Yes, you can also lease your next used car. Used cars are worth less than new ones, which means the monthly leasing payment for used cars is lower. As is the case when you lease a new car, you can also add our service products such as the maintenance package, warranty package or vehicle insurance package to your monthly payment when you lease a used vehicle. This means that despite your vehicle’s higher age, you won’t need to worry about additional costs for inspections and repairs, for example.

Leasing offers an advantage in the form of a clear overview of monthly costs, with no additional surprises. In addition, if you choose service leasing, your leasing agreement will cover all key services, such as tire replacement, maintenance, inspections, and auto insurance, all of which will be calculated into your monthly payment. Leasing is also an interesting option for anyone who likes to always drive the latest vehicle models or enjoys trying out different models and variants. That’s because leasing agreements usually run for two to three years, after which you return your vehicle and can then lease a new one. In other words, you’re not the owner — and that means you also don’t have to worry about selling your car. Leasing offers another benefit in that unlike the case when you purchase a vehicle, you only have to make monthly payments, which means you have more money at your disposal for other investments. Business owners also benefit from leasing because tax laws allow them to deduct their entire monthly leasing payment as a business expense, thereby reducing their tax burden for as long as they lease a vehicle.
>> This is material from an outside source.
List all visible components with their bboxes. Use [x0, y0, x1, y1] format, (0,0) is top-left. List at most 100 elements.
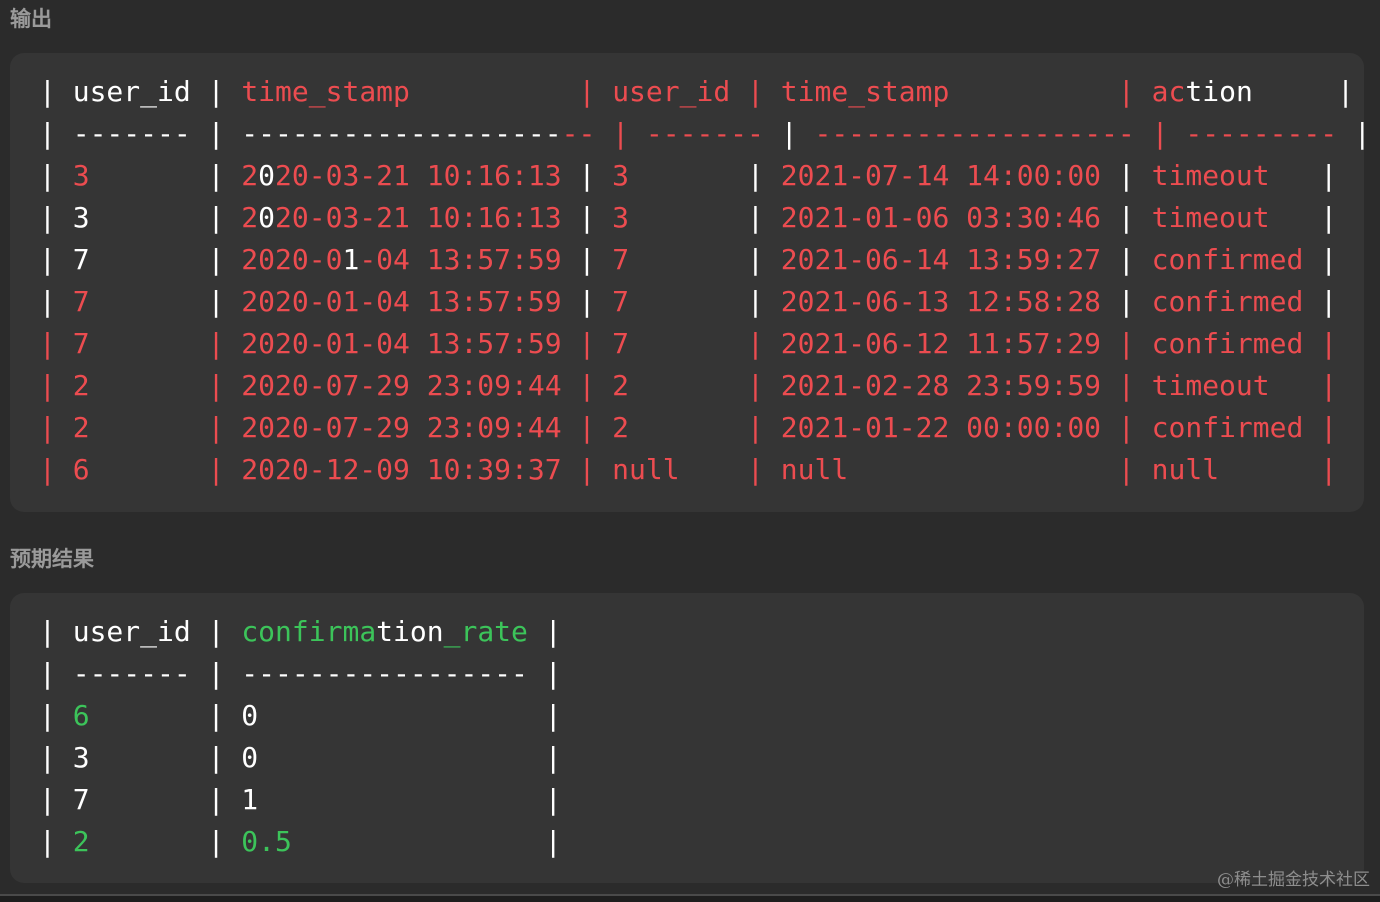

The things they have in common:

With both leasing and three-way financing, you pay a monthly amount that is calculated on the basis of your planned annual mileage, the term of your leasing/financing contract, and the amount of any optional initial payment you might make at the beginning of your leasing/financing agreement.

The differences:

With leasing, you return the vehicle to the lessor at the end of the leasing period — and this is the case regardless of whether you opted for mileage leasing or residual-value leasing. With three-way financing, on the other hand, you have three options when your agreement ends: You can pay the final installment (balloon payment) and assume complete ownership of the vehicle, you can take out follow-up financing to pay the final installment, or you can simply return the vehicle the way you would in a normal leasing agreement. The final installment is usually equivalent to the residual value of the vehicle at the end of the agreement period as calculated at the beginning of the agreement. As borrower, you can also organize the sale of the vehicle. If you are able to sell the vehicle for a price that is higher than the amount of the final installment, you can pay the installment and then use whatever is left over to make a one-time payment to finance another vehicle. If you want to return the vehicle, the procedure is the same as with a residual-value leasing agreement: If as a result of excessive wear or damage from an accident the sale price of the vehicle ends up being lower than the originally calculated residual value, you will have to pay the difference. Important note for business owners: Unlike the case with leasing, only the interest portion of your financing installments is tax deductible when you finance a vehicle. The value of the vehicle itself is written off over a certain period of time.